Pain now will leave us ready for joy later
The darkest day is just before the dawn, is a phrase often bandied about by country folk of a certain generation, and how true such sentiment seems now.
Just after the UK officially fell back in to recession for the second time and the Northern Ireland economy continued on its course without seemingly having enjoyed the recovery in between the dips (the drumlin, if you will), you'd be forgiven for thinking the darkest day is upon us.
It certainly seems that way for Spain which also lurched back in to recession this week. Ironically Spain found itself on the end of something rarer than an expanding profit margin these days: a compliment from Germany.
The German economy hasn't had an easy ride over the last few months but remains the most steadfast and secure in Europe.
It's still used as the benchmark from which other country's borrowings are priced and its leaders certainly don't throw compliments around the eurozone.
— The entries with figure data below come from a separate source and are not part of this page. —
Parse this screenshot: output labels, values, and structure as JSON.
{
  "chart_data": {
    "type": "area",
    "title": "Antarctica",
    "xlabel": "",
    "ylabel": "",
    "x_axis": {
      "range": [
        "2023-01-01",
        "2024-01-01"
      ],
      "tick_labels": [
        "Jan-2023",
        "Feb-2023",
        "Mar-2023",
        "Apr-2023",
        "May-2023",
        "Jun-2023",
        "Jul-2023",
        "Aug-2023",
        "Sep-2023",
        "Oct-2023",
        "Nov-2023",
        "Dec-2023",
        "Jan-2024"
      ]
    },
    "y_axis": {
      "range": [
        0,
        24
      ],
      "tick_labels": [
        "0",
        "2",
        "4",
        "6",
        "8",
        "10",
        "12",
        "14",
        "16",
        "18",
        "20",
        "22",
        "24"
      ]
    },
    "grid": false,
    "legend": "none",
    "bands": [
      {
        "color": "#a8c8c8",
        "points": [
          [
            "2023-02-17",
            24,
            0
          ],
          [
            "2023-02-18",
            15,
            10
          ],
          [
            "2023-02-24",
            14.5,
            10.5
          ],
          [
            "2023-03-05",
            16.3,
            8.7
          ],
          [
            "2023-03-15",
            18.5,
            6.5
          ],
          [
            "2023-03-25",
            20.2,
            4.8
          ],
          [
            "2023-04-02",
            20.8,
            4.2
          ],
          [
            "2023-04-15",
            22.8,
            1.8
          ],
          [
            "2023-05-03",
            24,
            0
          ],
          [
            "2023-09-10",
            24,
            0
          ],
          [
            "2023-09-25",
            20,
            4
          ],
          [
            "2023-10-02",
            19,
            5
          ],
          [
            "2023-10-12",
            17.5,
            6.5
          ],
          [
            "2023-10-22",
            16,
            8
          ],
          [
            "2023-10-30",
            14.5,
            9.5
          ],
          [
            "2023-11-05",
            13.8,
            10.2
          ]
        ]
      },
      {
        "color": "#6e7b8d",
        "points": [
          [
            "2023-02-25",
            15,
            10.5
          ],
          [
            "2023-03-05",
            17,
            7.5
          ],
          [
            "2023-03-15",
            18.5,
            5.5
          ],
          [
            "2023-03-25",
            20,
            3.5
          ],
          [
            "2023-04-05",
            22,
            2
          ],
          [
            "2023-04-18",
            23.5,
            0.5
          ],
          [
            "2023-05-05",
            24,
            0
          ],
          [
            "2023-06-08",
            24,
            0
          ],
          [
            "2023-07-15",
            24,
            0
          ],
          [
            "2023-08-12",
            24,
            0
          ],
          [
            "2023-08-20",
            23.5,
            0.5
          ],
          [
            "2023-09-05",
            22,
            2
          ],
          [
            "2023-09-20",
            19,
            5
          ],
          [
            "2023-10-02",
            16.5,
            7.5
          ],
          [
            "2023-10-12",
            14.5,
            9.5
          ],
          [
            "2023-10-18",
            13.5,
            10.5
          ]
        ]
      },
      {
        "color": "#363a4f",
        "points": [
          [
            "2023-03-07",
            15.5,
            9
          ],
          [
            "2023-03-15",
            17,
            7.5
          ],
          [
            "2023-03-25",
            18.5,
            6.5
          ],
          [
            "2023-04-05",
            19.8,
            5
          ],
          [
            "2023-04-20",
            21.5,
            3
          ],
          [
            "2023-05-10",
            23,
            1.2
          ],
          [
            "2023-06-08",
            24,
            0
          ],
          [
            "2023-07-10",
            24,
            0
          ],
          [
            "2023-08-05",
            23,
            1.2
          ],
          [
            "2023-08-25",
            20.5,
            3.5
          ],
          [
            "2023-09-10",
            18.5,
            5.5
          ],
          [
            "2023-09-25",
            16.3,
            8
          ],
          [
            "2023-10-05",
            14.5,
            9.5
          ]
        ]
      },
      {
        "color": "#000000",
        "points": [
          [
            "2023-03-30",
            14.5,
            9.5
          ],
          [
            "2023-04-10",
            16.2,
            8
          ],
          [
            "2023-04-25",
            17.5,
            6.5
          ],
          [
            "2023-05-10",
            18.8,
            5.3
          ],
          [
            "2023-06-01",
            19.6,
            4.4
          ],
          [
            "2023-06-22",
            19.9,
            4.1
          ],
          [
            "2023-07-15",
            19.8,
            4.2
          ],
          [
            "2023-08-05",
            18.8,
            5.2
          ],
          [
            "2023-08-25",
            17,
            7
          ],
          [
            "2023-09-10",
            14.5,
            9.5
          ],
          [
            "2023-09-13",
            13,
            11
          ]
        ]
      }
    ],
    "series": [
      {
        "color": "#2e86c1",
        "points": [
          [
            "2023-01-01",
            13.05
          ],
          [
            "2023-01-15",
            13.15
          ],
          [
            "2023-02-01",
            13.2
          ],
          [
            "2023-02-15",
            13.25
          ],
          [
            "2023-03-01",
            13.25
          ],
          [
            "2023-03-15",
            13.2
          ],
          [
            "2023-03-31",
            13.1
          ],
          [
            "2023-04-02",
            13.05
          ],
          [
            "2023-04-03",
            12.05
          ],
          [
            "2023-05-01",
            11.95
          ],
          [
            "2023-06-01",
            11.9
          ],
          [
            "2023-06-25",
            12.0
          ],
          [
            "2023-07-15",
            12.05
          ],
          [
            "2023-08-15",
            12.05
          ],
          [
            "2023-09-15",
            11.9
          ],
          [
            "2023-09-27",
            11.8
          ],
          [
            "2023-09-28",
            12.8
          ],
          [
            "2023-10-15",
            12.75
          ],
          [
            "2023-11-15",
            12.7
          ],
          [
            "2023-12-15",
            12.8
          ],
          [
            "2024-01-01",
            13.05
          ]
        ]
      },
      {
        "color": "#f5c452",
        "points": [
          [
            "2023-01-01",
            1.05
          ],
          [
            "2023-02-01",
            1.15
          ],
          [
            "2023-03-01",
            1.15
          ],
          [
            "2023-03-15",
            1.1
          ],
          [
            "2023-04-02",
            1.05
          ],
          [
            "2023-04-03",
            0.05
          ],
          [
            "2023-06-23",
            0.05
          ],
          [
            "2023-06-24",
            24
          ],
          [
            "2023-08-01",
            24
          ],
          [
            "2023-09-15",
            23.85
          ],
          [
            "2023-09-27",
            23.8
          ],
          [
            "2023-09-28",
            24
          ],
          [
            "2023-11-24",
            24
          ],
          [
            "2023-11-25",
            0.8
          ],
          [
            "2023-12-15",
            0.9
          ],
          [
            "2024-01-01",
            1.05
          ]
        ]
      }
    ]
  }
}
But that's just what its finance minister Wolfgang Schauble did yesterday as he praised Spain for implementing an austerity package to make the eyes water.
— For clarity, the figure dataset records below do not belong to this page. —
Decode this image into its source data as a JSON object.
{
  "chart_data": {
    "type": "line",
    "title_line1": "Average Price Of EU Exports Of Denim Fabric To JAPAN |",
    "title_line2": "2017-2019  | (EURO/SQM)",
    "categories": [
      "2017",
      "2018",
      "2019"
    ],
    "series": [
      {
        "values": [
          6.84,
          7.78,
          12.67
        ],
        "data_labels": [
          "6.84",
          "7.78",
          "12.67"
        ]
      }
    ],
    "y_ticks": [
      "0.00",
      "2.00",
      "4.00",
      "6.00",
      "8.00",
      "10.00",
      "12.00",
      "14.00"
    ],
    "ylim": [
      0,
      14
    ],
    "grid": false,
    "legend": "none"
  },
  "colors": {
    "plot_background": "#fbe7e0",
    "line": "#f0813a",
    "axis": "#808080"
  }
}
This when Spain has an unemployment rate of nearly 25% of the working population or 50% in the 18-24 age bracket.
What would this advocate of the kind of tough love which might win financial plaudits but certainly doesn't win votes think of our own austerity efforts?
Government spending has been slashed across all areas of Northern Ireland but he might be less than impressed by our attempts to rebalance the economy.
It would appear that the expected job losses have either not taken place of not been reported.
In the fourth quarter of 2011 Northern Ireland had 27.9% employed in the public sector, while Wales only has 25.8%, the North East 24.6% and Scotland 23.8%.
Worringly, Schauble's theory is that you have to take the pain before you can see the gain.
He reckons by enduring austerity now Spain will be well prepared to bounce back when it's worked out its debt and the global economy is on its uppers.
It'll certainly be a lot leaner, much more so than the Northern Ireland economy.
It's not easy but if we're to be an economic force to be reckoned with in years to come we need to finish the job of rebalancing now.
If we do that then there may be a few more dark days to come but there'll definitely be many thousands of bright days ahead.